Recognise the Unrecognised - End Discrimination against Palestinian citizens of Israel
The more than one million Palestinians that are officially citizens of Israel have long been subject to discrimination. Many live in villages that the state refuses to recognise, and all face harsh limits to their human rights.
The discrimination against this population has often been overlooked by the international community because of a focus on the Israeli authorities' action in the Occupied Palestinian Territories. But we are concerned by reports that this deliberate discrimination and deprivation is intended to drive out the remaining Palestinian population from the state of Israel.
Israel sues Bedouin village for cost of evictionsIn a move that beggars belief the Israeli authorities have filed a claim for more than £300,000 for the expense of evicting the residents of al-'Araqib village, and destroying its structures, as many as 28 times over the past year. Find out more |
The campaign
We are joining forces with Amnesty Israel and other local human rights groups already working on the issues to campaign for a reality where Israelis and Palestinians can live together in peace, prosperity and security with their human rights and dignity respected and protected. We are calling on the Israeli authorities to:
- Recognise the unrecognised villages
- End demolitions and evictions
- Improve land ownership rights for Palestinians
- Address discrimination in building and planning
- End police harassment of Palestinian political activism
- Halt proposed discriminatory legislation
We stand in solidarity with Palestinian citizens of Israel in their demands for an end to demolitions, evictions, discrimination and repression, for their freedoms, their basic human rights and immediate human rights reform.
We stand in defiance against all those who try to suppress Palestinian citizens of Israel standing up for their rights, facing down injustice and offering hope for a fairer Israel based on non discrimination.
Stop the destruction of Bedouin villages
There are 45 unrecognised Palestinian villages within Israel. Initially we are focusing on two at serious risk of demolitions.
Dahmash is an unrecognised village in the centre of Israel. Almost all of its 70 homes are considered as irregular (illegal) and are at risk of demolitions.
The Bedouin village al-'Araqib in the Negev in southern Israel has been razed to the ground in order to make way for a forest. Despite long-established claims to the land, the over 250 men, women and children face permanent forced eviction from their homes. Find out more
Israel - My pictures on the internet
In this short film made by Amnesty Netherlands and local film maker, Yoav Shamir, the children al-'Araqib, a Bedouin village in Southern Israel that has been demolished eight times, tell their stories.
What is the problem and what is the context?
More than one million Palestinians are officially citizens of the Israeli state but have long been subject to both formal and informal discrimination. Those living in villages which the state refuses to recognise and to provide with basic services have experienced long-term violations of their socio-economic rights.

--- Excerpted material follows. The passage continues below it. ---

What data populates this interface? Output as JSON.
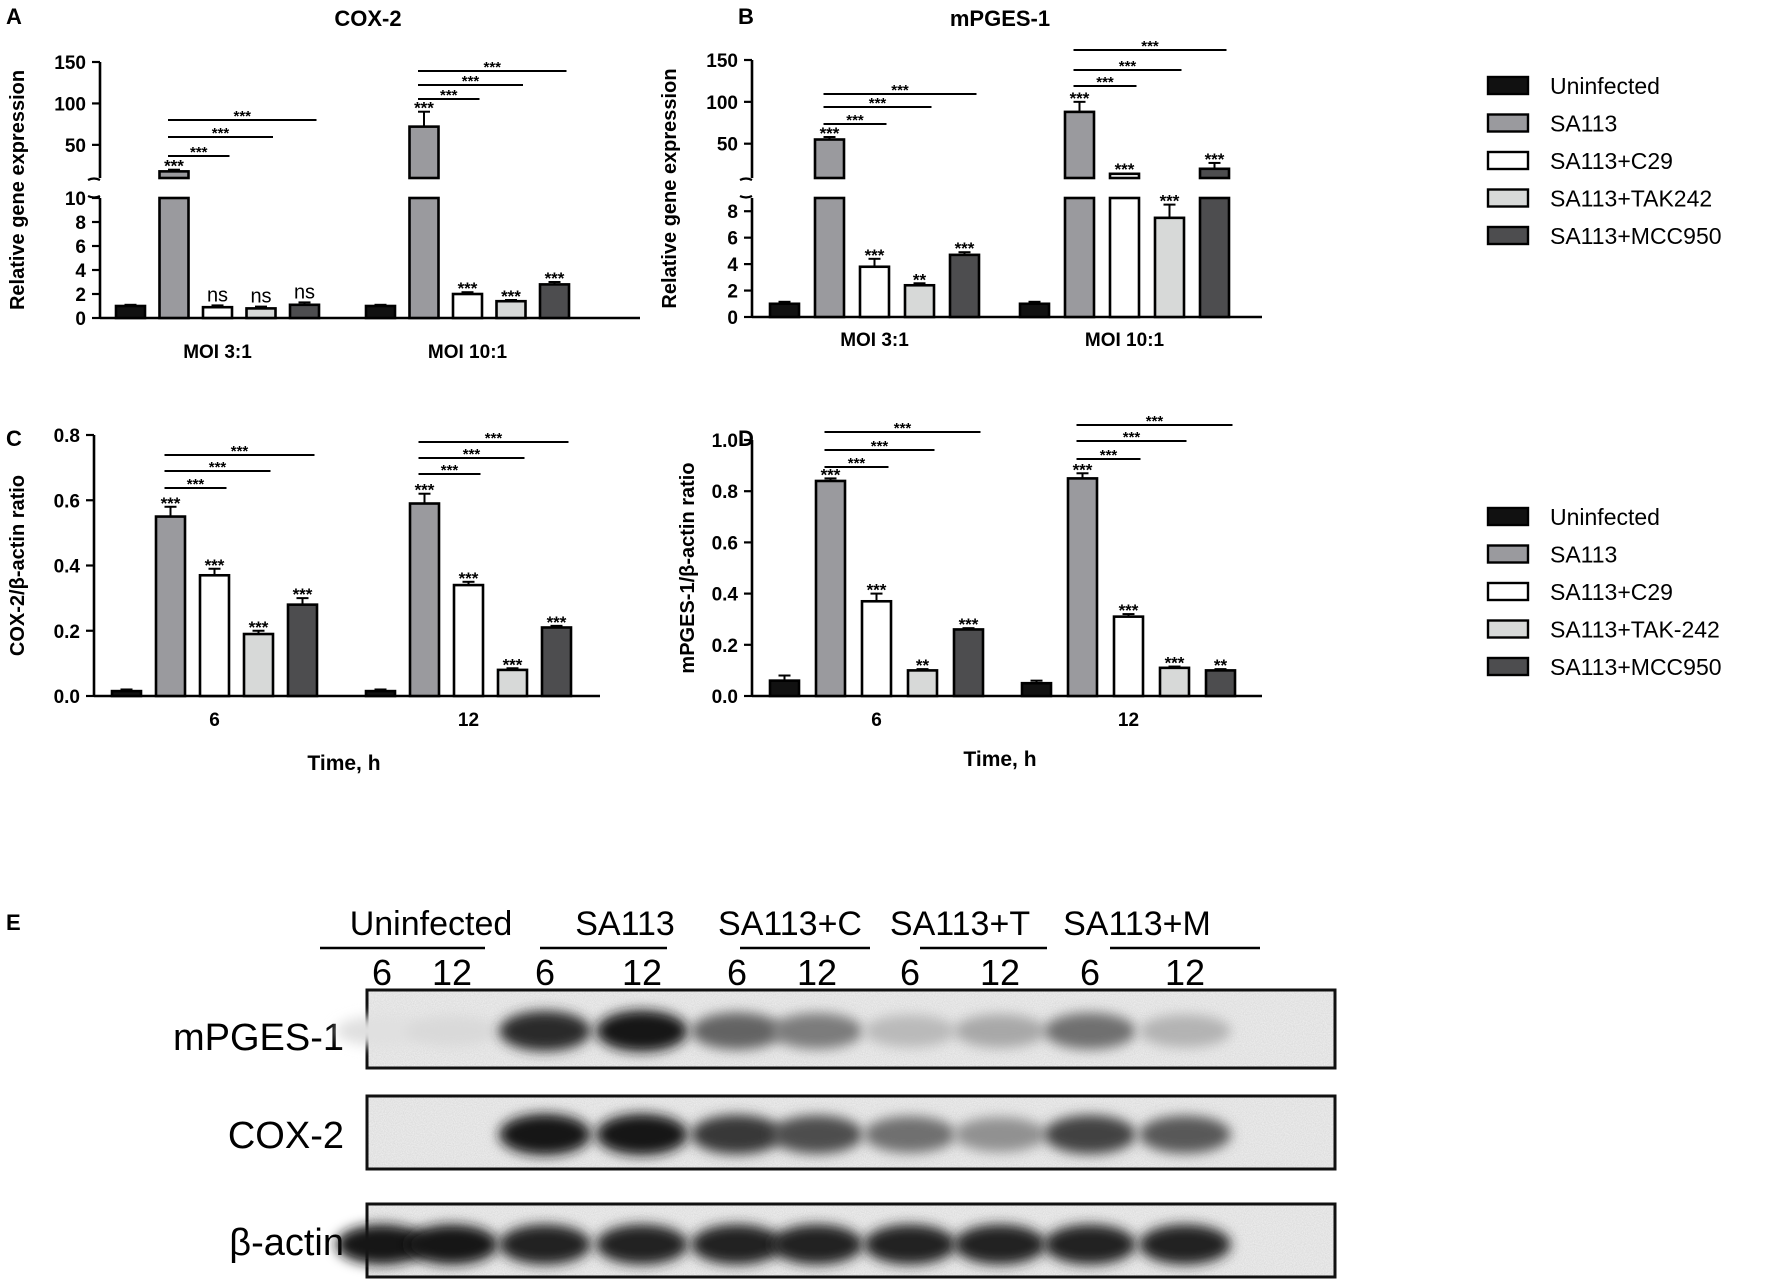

The broader Palestinian population in Israel faces discrimination in terms of their rights to land ownership as well as restrictions on civil and political rights, including freedom of expression and association.
Against the backdrop of these longstanding issues, there has been a deterioration in the standing of Palestinians inside Israel in the past decade.
In 2000, 13 citizens were shot dead in protests - they have recently been compensated but no policeman was indicted for the shootings.
In 2003, the Israeli parliament passed a temporary law preventing Israeli citizens from living with their Palestinian spouses from the Occupied Palestinian Territories (OPT) - a law which primarily affects Palestinian citizens of Israel. This law is renewed periodically.
In 2008, riots broke out in Akka between Jewish and Palestinian citizens, expressing deep tensions over discriminatory municipal policies and communal intolerance.
In January 2009, demonstrators who protested Israel's military campaign in Gaza were arrested, and some of them, all Palestinian Israeli citizens, are still under house arrest.
Since the election of a government under Benjamin Netanyahu in April 2009, the government has proposed three bills which affect primarily the Palestinian citizens of Israel. One demands that citizens swear a loyalty oath to the 'Jewish and Democratic State'. Another proposes to make it easier to strip suspected terrorists of citizenship. The third bans public funding for events about the Nakba, the Palestinian historical day of commemorating the harm done to the Palestinian community in what became Israel in 1948. Recently, a history textbook for schools was withdrawn from circulation because it mentioned the Palestinian history of the Nakba. The three bills were approved by parliamentary committees in their first readings and contribute to a sense of vulnerability in the Palestinian sector of Israeli society.
This deterioration is not countered by any criticism from the international community as Israel's conduct in the Occupied Palestinian Territories sometimes is.